Let $(n,k)=\gcd(n,k)$ and $(n,l,k) = \gcd(\gcd(n,l),k)$, $\sigma(n)=$ sum of divisors of $n$. My question is, how the "ugly" identity, which I can prove it is true, can be "simplified" in presentation?:
$$\sigma(n) = \sum_{k=1}^{n-1}\frac{\sigma((n,k))}{n-1}+\frac{n}{n-1}\sum_{l=1}^{n-1}\sum_{k=1}^{(n,l)}\frac{\sigma((n,l,k))}{(n,l)}$$
Note, that the interesting part for this identity is, that we compute $\sigma(n)$ using only numbers $x<n$ and $\sigma(x)$.
Thanks for your help.
On
I think, one way to present such a recursive formula in a nice way, is the classical one, given by
$$\sigma(n) = \sigma(n-1) + \sigma(n-2) - \sigma(n-5) - \sigma(n-7) + \sigma(n-12) +\sigma(n-15) + \cdots +$$ Here $1,2,5,7,...$ is the sequence of generalized pentagonal numbers $\frac{3n^2-n}{2}$ for $n = 1,-1,2,-2,...$ and the signs are repetitions of $1,1,-1,-1$.

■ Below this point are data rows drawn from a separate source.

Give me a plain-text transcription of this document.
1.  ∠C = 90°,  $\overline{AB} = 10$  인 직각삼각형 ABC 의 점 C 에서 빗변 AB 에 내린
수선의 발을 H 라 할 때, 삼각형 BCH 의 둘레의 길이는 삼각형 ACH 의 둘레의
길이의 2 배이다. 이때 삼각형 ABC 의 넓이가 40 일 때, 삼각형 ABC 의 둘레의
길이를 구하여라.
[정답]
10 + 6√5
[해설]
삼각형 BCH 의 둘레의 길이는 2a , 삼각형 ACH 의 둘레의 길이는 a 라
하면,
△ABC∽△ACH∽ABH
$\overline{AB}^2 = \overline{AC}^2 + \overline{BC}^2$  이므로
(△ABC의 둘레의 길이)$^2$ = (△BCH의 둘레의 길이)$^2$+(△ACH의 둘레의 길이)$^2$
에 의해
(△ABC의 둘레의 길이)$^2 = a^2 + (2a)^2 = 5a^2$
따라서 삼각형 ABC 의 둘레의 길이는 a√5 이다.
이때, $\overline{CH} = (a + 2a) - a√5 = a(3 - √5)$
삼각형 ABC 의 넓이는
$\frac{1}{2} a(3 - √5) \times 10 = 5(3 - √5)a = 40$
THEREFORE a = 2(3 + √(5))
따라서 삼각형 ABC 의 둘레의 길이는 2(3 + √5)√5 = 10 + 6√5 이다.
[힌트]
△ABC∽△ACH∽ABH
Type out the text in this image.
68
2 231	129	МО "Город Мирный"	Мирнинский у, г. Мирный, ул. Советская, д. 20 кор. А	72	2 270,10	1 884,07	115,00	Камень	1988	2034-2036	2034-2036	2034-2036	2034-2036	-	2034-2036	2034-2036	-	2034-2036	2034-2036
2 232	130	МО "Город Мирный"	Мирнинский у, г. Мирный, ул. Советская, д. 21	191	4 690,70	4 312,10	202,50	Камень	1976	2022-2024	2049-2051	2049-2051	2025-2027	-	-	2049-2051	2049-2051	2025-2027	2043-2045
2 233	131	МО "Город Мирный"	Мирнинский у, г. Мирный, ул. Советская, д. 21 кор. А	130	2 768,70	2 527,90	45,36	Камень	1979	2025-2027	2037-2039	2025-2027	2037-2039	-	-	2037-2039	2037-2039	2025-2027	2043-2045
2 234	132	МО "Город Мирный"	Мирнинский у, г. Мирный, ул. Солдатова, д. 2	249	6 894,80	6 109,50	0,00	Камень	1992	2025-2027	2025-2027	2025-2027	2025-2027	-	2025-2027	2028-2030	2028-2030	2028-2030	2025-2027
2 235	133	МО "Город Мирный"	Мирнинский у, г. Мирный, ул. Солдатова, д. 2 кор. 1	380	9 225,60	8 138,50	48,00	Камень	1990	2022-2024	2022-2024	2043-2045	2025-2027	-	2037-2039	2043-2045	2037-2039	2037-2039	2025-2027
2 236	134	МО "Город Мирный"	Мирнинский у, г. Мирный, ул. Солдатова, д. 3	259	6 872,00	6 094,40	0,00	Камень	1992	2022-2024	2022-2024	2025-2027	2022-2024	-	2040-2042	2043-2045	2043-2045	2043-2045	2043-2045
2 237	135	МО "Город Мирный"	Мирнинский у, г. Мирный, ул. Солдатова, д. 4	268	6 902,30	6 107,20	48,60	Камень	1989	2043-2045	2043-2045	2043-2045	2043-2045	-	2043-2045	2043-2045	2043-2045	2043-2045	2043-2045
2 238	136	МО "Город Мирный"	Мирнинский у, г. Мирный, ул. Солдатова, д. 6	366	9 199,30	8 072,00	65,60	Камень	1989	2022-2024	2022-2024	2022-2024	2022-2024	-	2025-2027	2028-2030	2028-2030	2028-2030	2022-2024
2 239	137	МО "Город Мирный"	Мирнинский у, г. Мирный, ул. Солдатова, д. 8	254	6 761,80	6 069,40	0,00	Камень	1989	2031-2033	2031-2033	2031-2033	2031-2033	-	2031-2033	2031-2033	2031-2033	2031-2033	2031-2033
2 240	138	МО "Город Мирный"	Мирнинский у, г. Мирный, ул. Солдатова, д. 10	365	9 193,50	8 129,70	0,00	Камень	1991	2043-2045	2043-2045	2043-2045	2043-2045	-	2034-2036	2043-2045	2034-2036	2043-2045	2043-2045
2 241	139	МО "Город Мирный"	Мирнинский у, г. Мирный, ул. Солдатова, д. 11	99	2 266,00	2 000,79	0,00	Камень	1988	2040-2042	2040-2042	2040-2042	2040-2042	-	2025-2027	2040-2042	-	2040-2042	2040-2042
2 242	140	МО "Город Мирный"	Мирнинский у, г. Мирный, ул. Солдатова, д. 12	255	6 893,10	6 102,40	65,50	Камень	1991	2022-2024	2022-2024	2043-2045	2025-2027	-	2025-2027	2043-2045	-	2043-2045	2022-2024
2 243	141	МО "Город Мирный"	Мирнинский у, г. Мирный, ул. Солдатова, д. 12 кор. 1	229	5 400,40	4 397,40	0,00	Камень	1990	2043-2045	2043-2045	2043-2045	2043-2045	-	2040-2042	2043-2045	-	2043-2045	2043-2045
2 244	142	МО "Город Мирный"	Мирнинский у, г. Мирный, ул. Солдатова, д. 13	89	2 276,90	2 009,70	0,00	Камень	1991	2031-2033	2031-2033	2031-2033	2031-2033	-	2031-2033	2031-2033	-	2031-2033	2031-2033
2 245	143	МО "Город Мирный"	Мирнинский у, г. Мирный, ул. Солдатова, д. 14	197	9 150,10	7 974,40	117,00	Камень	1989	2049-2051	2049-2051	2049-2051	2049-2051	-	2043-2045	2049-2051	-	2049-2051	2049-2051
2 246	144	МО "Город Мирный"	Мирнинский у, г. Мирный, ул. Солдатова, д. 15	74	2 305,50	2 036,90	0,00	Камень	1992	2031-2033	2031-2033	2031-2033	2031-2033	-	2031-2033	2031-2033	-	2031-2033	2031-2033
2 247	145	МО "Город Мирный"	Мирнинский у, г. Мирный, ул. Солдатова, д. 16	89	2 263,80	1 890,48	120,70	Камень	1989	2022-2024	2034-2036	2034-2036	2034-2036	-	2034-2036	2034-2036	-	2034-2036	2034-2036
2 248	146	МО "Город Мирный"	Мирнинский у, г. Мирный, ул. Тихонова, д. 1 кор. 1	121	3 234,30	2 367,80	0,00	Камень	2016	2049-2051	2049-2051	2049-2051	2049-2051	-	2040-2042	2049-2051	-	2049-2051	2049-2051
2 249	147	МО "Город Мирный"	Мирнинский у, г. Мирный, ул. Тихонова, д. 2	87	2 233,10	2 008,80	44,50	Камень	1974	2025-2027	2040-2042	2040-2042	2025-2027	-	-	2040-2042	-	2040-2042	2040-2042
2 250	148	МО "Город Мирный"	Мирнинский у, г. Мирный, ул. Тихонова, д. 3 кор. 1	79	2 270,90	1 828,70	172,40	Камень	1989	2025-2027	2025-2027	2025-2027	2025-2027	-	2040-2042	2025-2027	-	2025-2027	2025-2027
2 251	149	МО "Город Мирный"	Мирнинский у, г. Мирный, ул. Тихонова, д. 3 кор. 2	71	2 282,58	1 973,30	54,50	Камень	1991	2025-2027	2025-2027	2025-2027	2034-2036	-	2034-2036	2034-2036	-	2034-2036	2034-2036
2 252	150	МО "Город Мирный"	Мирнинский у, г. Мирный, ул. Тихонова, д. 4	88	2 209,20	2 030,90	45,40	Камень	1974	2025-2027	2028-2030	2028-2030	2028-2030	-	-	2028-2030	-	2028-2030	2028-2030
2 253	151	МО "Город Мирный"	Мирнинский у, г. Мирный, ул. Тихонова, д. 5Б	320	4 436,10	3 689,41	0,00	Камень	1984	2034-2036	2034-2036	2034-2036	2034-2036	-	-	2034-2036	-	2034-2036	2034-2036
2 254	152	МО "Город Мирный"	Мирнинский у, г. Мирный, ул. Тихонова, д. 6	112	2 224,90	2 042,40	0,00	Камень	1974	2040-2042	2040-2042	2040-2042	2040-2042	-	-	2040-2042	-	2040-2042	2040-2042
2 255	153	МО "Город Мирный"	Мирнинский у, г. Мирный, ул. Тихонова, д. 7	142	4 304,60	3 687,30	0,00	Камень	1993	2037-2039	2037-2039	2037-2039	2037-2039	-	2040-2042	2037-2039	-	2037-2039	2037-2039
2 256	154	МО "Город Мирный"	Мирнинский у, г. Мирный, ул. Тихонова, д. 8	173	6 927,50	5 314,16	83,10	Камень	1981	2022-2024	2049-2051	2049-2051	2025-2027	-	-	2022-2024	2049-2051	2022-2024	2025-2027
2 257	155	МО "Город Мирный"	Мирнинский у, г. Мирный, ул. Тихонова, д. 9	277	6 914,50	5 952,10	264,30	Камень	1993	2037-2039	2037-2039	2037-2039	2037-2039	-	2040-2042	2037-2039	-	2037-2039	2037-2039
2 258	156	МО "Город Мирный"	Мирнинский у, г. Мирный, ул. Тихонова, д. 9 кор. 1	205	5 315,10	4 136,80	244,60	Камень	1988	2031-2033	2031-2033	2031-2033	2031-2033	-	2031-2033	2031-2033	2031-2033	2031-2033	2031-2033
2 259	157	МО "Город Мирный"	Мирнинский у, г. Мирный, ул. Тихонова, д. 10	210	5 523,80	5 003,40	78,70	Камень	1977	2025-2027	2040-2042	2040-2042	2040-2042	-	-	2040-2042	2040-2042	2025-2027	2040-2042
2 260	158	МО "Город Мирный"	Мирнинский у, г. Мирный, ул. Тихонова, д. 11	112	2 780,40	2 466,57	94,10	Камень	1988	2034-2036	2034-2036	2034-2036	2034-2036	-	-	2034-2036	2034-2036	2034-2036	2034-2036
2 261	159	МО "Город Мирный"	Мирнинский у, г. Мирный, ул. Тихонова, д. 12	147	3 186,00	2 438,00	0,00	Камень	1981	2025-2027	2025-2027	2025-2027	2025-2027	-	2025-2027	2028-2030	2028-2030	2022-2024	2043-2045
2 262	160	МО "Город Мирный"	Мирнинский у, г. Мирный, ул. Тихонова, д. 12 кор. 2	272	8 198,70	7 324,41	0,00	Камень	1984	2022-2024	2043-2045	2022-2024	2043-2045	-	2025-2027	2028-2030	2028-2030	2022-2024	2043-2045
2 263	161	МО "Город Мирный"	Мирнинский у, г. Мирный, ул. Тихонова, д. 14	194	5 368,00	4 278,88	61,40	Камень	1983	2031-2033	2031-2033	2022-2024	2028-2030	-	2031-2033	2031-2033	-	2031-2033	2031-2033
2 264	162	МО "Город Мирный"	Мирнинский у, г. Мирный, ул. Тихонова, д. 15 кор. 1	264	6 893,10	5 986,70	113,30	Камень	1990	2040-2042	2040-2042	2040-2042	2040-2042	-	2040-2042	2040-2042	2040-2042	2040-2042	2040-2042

Swapping your use of $k$ and $l$ in the second term gives
$$\sigma(n) = \sum_{k=1}^{n-1}\frac{\sigma((n,k))}{n-1}+\frac{n}{n-1}\sum_{k=1}^{n-1}\sum_{l=1}^{(n,k)}\frac{\sigma((n,k,l))}{(n,k)}$$
Multiplying by $n-1$,
$$(n-1)\sigma(n)=\sum_{k=1}^{n-1}\left(\sigma((n,k))+n\sum_{l=1}^{(n,k)}\frac{\sigma((n,k,l))}{(n,k)}\right)$$
By taking the sum up to $k=n$ rather than $k=n-1$ we get
$$n\sigma(n)+\sum_{l=1}^{n}\sigma((n,l))=\sum_{k=1}^{n}\left(\sigma((n,k))+n\sum_{l=1}^{(n,k)}\frac{\sigma((n,k,l))}{(n,k)}\right)$$
Then after getting rid of the redundant terms and dividing both sides by $n$ we have
$$\sigma(n)=\sum_{k=1}^{n}\sum_{l=1}^{(n,k)}\dfrac{\sigma((n,k,l))}{(n,k)}$$